Changelog
Sed ut perspiciatis unde omnis iste natus error sit voluptatem accusantium doloremque laudantium.
9/25/24
Multi-Language Support & Smoother Node Balancing
We’re excited to introduce Multi-Language Prompt Support, allowing you to run inference in over 20 languages, with automatic context translation. This new feature supports localized queries in Spanish, French, Mandarin, and more, making your LLM even more accessible globally. Alongside this, we’ve improved our Node Balancing Algorithm, leading to a 15% boost in performance when distributing inference across multi-region clusters. We’ve also addressed a bug where prompts exceeding 3,000 tokens could hang during parallel processing, ensuring smoother, uninterrupted operations for larger queries.
9/15/24
Dynamic Scaling & Memory Leak Fix
We’ve rolled out Dynamic Inference Scaling, which automatically adjusts node capacity based on real-time usage spikes and the complexity of the model being used. This ensures that your high-demand scenarios are handled seamlessly, with minimal delay.
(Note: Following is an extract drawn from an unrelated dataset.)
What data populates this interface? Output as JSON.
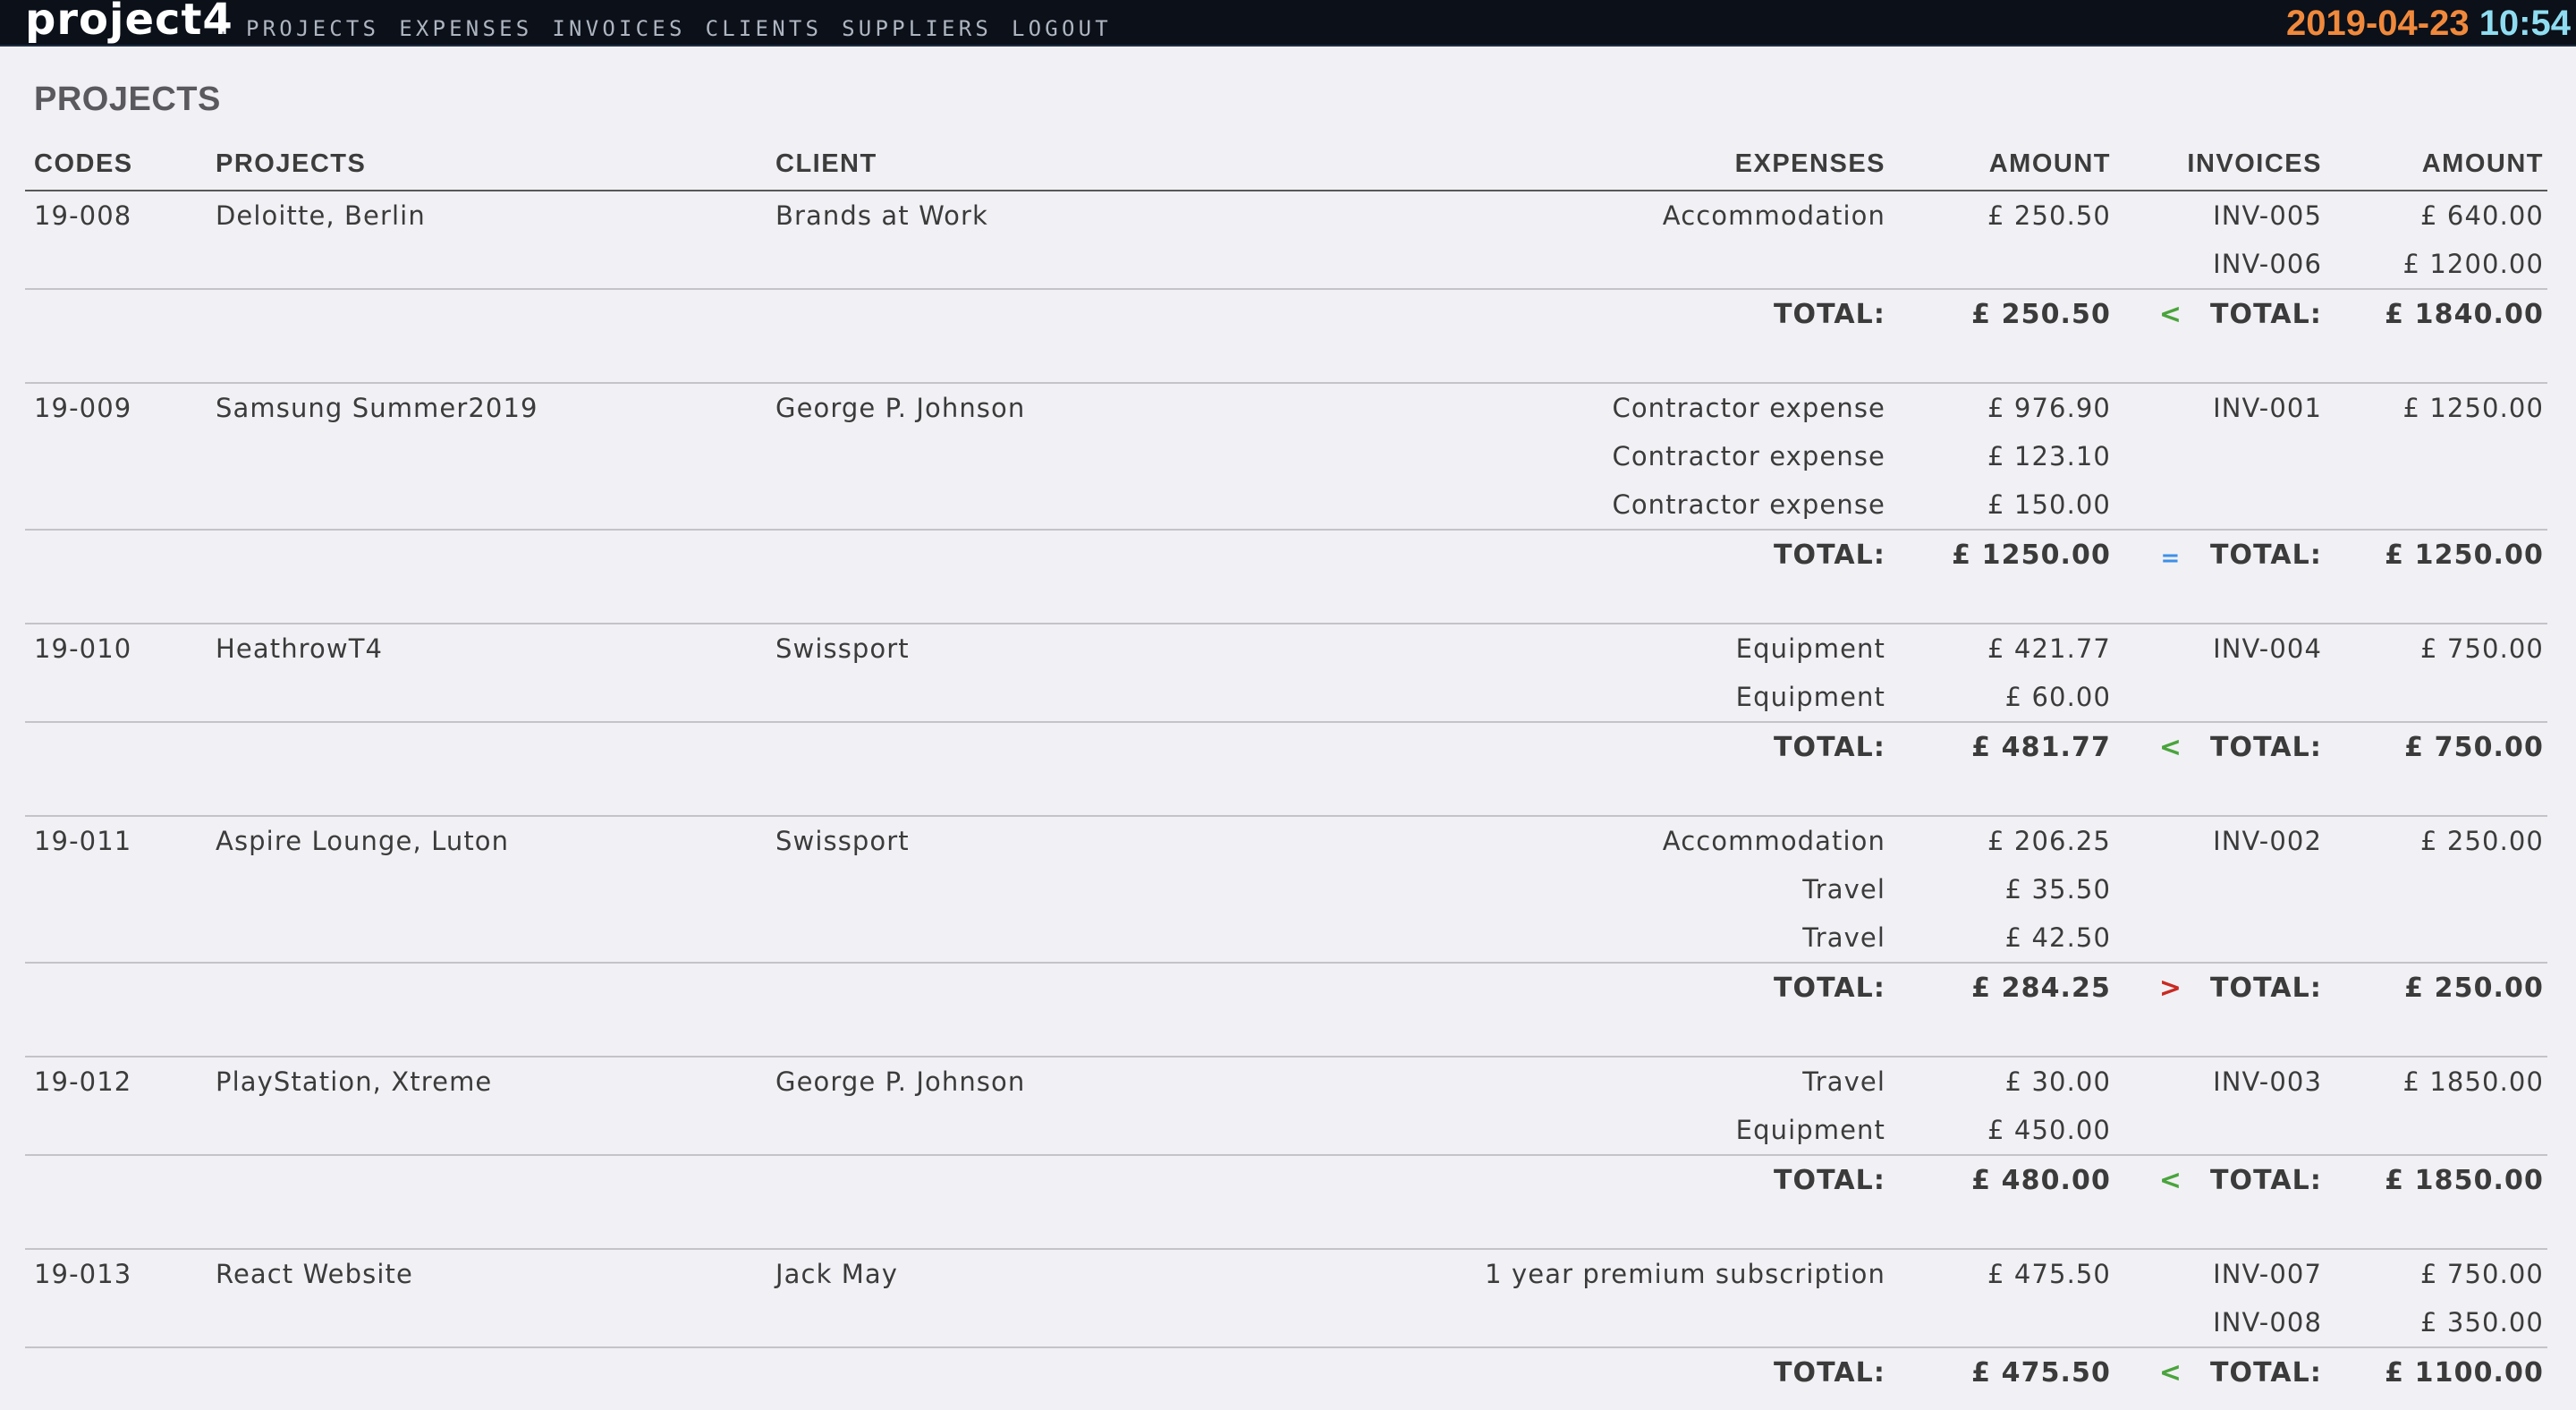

Additionally, we’ve tackled a persistent issue causing memory leaks when fine-tuned models were run on legacy hardware nodes, stabilizing performance across the board. Improvements to our API Rate Limits now give you more precise control over request bursts, reducing rejection rates by 22% and enhancing reliability during peak loads.
9/6/24
Custom Model Deployment & Streamlined API Authentication
With the new Custom Model Deployment feature, users can now upload and run their own large language models within our distributed network, supporting popular frameworks like PyTorch and TensorFlow. This feature provides greater flexibility for users who want to leverage their proprietary models. In tandem, we’ve simplified the API Authentication process by adding support for OAuth2.0 and Single Sign-On (SSO) integration, making secure team access faster and easier. Lastly, a bug affecting response times from non-US regions has been fixed, ensuring consistent performance globally.
8/29/24
Session History & GPU Efficiency Improvements
We’ve launched Inference Session History, allowing users to track their previous queries, monitor model usage, and review output statistics for up to 30 days. This gives you more insight and control over your workflows, enabling better long-term planning and analysis. We’ve also optimized GPU Utilization for distributed nodes, cutting energy consumption by 10% while maintaining peak performance. Lastly, we addressed an issue with our LLM response cache, which was incorrectly reusing outdated results, ensuring fresher, more accurate responses moving forward.
8/20/24
Model Previews & Dashboard Upgrades
The new LLM Model Preview feature allows users to quickly view inference outputs from different models before committing to a full session, saving valuable time and improving efficiency. We’ve also updated our Dashboard UI with new real-time performance monitoring widgets, helping you keep track of node health, usage statistics, and resource allocation with ease. Additionally, we’ve fixed a bug related to multi-turn conversations not persisting properly across distributed nodes, improving the experience for users with long-running chat or dialogue systems.